Reputation: 33
So given an struct array, Index with fields, Word, Documents, Locations, it takes a cell array of char arrays and indexes it into Index and also records the DocNums of documents that index appears in.
function Index = InsertDoc(Index, newDoc, DocNum)
for i = 1:numel(newDoc)
contains = any(strcmpi(newDoc(i),[Index.Word]));
if any(contains);
curr = find(strcmpi(newDoc(i),[Index.Word]),true);
Index(curr).Documents{1} = unique([Index(curr).Documents{1},DocNum]);
if (numel(Index(curr).Documents{1}) ~= numel(Index(curr).Locations))
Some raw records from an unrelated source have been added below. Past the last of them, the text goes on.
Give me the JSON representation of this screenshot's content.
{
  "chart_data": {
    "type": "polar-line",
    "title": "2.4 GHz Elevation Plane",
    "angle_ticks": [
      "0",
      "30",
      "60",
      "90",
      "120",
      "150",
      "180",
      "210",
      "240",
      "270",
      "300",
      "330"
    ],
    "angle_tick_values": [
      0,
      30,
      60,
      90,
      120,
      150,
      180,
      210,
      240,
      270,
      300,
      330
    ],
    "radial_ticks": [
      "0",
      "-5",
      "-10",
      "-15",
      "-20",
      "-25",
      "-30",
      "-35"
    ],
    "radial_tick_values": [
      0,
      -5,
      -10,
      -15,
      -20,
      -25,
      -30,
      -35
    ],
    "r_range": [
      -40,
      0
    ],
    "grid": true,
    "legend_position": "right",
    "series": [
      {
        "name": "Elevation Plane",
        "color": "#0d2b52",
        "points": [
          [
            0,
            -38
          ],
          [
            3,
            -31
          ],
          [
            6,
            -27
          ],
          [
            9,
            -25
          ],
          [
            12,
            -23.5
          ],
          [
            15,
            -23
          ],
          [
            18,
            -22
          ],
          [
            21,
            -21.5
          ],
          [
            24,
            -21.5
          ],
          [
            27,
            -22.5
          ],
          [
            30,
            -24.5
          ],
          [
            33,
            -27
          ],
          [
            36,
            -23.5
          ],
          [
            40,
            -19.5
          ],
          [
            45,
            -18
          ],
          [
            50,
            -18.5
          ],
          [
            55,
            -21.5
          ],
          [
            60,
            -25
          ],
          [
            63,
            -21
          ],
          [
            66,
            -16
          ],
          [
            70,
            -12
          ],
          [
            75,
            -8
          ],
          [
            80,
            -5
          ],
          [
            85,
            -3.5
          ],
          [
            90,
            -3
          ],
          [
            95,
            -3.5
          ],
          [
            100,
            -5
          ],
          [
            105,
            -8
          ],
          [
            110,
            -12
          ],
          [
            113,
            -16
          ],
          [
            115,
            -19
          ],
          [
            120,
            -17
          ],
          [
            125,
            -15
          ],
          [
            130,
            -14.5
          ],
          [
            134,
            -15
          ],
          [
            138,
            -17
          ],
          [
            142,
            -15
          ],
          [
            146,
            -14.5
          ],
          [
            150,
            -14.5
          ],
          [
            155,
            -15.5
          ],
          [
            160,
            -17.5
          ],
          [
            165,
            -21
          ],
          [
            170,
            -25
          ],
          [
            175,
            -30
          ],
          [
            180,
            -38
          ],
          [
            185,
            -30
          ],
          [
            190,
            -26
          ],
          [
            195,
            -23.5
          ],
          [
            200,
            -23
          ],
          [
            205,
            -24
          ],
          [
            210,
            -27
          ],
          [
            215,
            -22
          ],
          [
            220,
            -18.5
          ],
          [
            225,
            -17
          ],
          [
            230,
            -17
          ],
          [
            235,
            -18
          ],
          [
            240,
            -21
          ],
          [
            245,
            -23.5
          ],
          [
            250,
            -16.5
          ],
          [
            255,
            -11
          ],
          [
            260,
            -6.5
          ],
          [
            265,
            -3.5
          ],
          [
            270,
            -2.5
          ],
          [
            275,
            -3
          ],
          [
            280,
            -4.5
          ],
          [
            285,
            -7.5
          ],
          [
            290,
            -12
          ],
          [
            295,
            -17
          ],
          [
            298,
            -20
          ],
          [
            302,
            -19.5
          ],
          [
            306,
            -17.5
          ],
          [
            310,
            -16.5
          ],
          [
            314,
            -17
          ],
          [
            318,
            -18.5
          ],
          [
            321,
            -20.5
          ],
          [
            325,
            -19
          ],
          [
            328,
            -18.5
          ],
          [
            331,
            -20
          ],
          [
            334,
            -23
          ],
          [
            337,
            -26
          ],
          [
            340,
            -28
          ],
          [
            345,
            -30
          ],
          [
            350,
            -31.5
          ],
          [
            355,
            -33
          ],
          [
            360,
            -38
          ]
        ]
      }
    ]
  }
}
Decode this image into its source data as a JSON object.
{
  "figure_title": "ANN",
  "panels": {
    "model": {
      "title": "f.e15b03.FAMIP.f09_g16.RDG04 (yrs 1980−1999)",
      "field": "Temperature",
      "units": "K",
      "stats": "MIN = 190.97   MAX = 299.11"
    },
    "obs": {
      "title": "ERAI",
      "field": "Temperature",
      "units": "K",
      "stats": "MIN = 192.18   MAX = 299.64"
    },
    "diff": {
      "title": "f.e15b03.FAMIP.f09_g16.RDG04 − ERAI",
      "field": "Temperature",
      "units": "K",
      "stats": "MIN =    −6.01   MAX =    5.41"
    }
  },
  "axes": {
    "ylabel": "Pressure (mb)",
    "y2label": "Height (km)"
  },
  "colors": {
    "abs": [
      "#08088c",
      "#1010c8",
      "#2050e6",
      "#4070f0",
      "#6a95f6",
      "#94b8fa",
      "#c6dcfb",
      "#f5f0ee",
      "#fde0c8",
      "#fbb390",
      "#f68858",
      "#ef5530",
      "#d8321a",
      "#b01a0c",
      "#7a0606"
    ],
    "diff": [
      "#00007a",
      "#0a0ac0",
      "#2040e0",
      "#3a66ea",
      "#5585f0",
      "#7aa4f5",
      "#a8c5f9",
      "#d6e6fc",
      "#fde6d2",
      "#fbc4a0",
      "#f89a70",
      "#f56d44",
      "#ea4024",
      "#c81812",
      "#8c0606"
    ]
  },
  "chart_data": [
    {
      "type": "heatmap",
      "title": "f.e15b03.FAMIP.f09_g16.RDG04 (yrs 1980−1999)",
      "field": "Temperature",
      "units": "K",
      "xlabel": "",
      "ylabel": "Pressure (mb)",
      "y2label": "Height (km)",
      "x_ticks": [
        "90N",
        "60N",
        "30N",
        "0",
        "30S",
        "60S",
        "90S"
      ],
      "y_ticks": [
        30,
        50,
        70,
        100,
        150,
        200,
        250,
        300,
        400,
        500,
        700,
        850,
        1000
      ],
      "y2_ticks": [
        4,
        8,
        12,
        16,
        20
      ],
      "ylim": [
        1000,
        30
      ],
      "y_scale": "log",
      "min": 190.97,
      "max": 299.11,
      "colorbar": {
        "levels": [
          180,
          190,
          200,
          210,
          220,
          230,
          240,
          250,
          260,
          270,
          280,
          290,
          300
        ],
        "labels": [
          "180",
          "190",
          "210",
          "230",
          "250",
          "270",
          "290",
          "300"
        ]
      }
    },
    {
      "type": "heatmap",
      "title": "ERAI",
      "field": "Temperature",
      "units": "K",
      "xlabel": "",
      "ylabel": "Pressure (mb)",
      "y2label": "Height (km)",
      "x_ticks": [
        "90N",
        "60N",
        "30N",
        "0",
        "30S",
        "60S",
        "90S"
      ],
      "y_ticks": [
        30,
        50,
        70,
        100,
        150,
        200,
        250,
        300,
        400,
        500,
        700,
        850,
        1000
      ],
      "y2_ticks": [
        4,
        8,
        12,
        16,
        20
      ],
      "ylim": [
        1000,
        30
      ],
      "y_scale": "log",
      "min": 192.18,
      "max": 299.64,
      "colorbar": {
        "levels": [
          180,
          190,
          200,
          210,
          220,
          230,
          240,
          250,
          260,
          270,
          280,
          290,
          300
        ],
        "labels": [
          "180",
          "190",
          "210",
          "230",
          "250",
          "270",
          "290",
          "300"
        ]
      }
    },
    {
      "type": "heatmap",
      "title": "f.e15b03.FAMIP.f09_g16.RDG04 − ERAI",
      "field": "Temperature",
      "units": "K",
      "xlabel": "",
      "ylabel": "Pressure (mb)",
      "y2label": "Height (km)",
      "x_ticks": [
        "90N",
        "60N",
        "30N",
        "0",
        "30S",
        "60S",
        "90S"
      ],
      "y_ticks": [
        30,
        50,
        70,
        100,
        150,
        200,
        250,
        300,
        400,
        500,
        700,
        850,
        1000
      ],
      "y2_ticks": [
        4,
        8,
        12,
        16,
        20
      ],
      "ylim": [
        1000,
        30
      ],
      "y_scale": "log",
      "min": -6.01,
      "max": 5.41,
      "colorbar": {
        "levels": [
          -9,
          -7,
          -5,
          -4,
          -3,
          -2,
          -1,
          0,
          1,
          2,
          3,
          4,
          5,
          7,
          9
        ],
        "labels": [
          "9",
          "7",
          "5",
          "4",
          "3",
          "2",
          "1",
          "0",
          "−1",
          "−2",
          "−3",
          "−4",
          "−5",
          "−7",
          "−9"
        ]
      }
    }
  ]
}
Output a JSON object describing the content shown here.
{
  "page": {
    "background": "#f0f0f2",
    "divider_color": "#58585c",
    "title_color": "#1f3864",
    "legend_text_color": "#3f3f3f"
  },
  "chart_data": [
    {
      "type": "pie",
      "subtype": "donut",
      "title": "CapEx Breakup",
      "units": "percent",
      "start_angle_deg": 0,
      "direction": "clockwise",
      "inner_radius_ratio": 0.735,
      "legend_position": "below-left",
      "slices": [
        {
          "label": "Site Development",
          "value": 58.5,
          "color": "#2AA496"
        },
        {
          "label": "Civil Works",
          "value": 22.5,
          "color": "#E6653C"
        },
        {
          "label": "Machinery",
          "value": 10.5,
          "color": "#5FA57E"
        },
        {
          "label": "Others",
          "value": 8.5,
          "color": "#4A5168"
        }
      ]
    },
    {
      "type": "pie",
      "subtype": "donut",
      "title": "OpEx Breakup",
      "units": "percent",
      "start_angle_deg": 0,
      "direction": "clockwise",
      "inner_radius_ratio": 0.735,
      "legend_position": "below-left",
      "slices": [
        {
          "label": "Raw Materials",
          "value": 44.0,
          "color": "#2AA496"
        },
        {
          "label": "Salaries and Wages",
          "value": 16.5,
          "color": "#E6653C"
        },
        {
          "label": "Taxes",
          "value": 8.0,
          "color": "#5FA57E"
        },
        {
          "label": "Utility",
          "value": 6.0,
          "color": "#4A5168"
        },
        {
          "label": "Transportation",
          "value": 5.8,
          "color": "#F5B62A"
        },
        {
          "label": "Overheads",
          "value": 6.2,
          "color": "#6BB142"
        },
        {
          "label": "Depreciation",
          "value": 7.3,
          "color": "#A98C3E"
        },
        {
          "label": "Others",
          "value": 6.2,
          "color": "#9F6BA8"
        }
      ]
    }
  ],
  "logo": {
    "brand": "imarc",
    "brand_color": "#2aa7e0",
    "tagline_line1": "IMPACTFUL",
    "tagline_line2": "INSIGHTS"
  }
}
Index(curr).Locations{end+1} = [i];
else
Index(curr).Locations{end} = [Index(curr).Locations{end},i];
end
else
curr = numel(Index) + 1;
Index(curr).Word = [newDoc(i)];
Index(curr).Documents = {DocNum};
Index(curr).Locations = {[i]};
end
end
end
For example
Doc1 = {'Matlab', 'is', 'awesome'};
Doc2 = {'Programming', 'is', 'very', 'very', 'fun'};
Doc3 = {'I', 'love', 'Matlab','very','much};
someIndex = InitializeIndex;
% InitializeIndex just creates struct array with the given fields and empty cell arrays
someIndex = InsertDoc(someIndex, Doc1, 1);
someIndex = InsertDoc(someIndex, Doc2, 2);
someIndex = InsertDoc(someIndex, Doc3, 3);
The result would be for someIndex(1)
Word: 'Matlab'
Documents: [1 3]
Locations: {[1] [3]}
someIndex(2)
Word: 'is'
Documents: [1 2]
Locations: {[2] [2]}
someIndex(5)
Word: 'very'
Documents: [2 3]
Locations: {[3 4] [4]}
I need to be able to run this with a struct array of 20000 elements with a variety of words, and right now it takes and absurd amount of time to finish indexing. How can I improve this algorithm?
Upvotes: 0
Views: 69
Reputation: 341
Try to allocate memory for your cell array "Index" before your loop starts.
Upvotes: 1